Schon lang vor Prozessbeginn ist in Norwegen ein heftiger Streit über das Ergebnis des ersten psychiatrischen Sachverständigengutachtens entbrannt. Im Januar 2012 hat das Gericht nach Protesten vor allem der Opferanwälte schließlich ein zweites in Auftrag gegeben. Es scheint nach wie vor so zu sein, wie Gerhard Mauz es vor vielen Jahren beschrieben hat: „Bereits bei der Auswahl der Sachverständigen fallen Vorentscheidungen, und so wie sich die forensische Psychiatrie und Psychologie darbieten, hat jeder Verfahrensbeteiligte im Kopf oder im Schreibtisch eine Liste der Sachverständigen, die seiner jeweiligen Erwartung mit der größten Wahrscheinlichkeit (ja sogar mit absoluter Sicherheit) entsprechen werden.“ Gerichte, Staatsanwaltschaften und Verteidigung, so Mauz weiter, bestellten „forensische Sachverständige wie Waffen beim Versandhandel.“ So kann es nicht wundernehmen, dass das zweite Gutachten zu einem vollkommen anderen Ergebnis gelangte: Breivik weise keinerlei Zeichen einer psychotischen Erkrankung auf und sei zum Tatzeitpunkt voll zurechnungsfähig gewesen. Breivik selbst hatte gekränkt reagiert, als man seine Motive zu Symptomen einer schizophrenen Erkrankung erklärt hatte, und zeigte sich über den Ausgang der zweiten Begutachtung hoch erfreut. Breivik wünscht, bestraft zu werden, weil die Strafe ihn im Sinne Hegels als vernünftiges und verantwortliches Wesen ehren würde. Ein unvernünftiges Tier, so können wir hinzusetzen, kann nur gezüchtigt, ein „Verrückter“ nur weggesperrt, aber nicht bestraft werden. Nur wer imstande ist, zwischen „gut“ und „böse“ wählen zu können, kann strafrechtlich zur Verantwortung gezogen werden. Handelt ein Täter im Banne einer Krankheit oder einer Sucht, die sein Handeln im Sinne eines lückenlosen Determinismus steuert und sich dem Zugriff seines Bewusstseins entzieht, ist er nicht frei zu wählen und die Kategorien „gut“ und „böse“ verlieren ihren Sinn.
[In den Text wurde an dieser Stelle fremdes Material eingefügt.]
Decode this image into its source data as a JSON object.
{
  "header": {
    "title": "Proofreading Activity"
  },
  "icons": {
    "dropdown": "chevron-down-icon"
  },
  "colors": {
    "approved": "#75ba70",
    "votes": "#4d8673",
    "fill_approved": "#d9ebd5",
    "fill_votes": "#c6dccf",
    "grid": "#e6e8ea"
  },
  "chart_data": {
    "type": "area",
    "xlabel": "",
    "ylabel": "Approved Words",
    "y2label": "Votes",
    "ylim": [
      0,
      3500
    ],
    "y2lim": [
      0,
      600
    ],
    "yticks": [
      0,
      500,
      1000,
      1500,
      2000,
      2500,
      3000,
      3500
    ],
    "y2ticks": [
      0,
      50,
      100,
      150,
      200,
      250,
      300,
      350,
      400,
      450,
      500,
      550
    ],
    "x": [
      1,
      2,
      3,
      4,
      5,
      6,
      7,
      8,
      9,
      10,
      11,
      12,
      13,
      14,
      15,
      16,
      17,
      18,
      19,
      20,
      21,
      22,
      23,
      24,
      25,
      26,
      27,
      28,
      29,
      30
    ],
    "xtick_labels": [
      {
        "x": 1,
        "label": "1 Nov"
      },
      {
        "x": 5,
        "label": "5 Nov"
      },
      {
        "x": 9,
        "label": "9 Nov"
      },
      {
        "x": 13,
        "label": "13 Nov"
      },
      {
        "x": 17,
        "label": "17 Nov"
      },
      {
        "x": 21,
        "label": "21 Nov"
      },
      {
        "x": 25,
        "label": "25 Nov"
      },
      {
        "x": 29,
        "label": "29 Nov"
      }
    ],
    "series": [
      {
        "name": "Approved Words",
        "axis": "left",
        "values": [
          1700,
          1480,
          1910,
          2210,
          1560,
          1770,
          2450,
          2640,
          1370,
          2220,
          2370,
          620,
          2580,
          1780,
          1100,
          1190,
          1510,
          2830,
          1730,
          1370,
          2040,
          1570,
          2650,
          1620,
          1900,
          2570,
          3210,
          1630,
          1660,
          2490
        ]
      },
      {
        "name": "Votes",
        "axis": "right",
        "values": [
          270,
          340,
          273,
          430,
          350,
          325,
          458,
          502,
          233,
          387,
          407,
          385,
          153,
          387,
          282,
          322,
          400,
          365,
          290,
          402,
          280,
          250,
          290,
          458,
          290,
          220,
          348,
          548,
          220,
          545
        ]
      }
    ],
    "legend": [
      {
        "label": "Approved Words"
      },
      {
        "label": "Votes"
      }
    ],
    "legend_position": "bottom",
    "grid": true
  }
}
Breivik möchte beim Wort genommen, als vernünftiges Wesen behandelt und also bestraft werden. Alles andere wäre für ihn, ließ er verlauten, eine „ultimative Kränkung“ und „schlimmer als der Tod“.
Sein Amoklauf auf der Insel Utoya endete deswegen nicht mit seinem Tod, weil er im Unterschied zu den meisten anderen Amoktätern, die ihren Schrecken wortlos verbreiten und für die der letzte Akt der Tat der eigene Tod darstellt, über eine Programmatik verfügt. Das forensische Nachspiel ist Teil seiner Tatplanung und er möchte die mit dem Prozess verbundene weltweite Aufmerksamkeit nutzen, um für seine Vorstellungen eines von der „islamischen Sklaverei“ befreiten Norwegen zu werben und mit den „marxistisch-multikulturellen Regimen in Europa“ abzurechnen. Die Süddeutsche Zeitung zitiert in ihrer Ausgabe vom 14./15. April 2012 einen Norweger, der es bereits bedauert, dass Breivik überlebte: „Vielleicht wäre es besser gewesen, das wäre hier so gelaufen wie neulich Frankreich, und die hätten ihn damals da draußen erschossen. Besser als dieser Zirkus jetzt.“
Der Prozess wird am heutigen Montag beginnen und wir können gespannt sein, wie das Gericht in der umstrittenen Frage der Schuldfähigkeit entscheidet und wie es Breiviks von Größen- und Allmachtsphantasien und paranoiden Projektionen durchtränkte Programmatik wertet: „böse“ oder „krank“, Gefängnis oder Unterbringung in einer geschlossenen psychiatrischen Anstalt? Gespannt aber vor allem auch darauf, was der Prozess an wirklicher Aufklärung über die geistigen und ideologischen Hintergründe und Motive der Tat und für die Aufrechterhaltung des Zusammenhalts der norwegischen Gesellschaft leistet.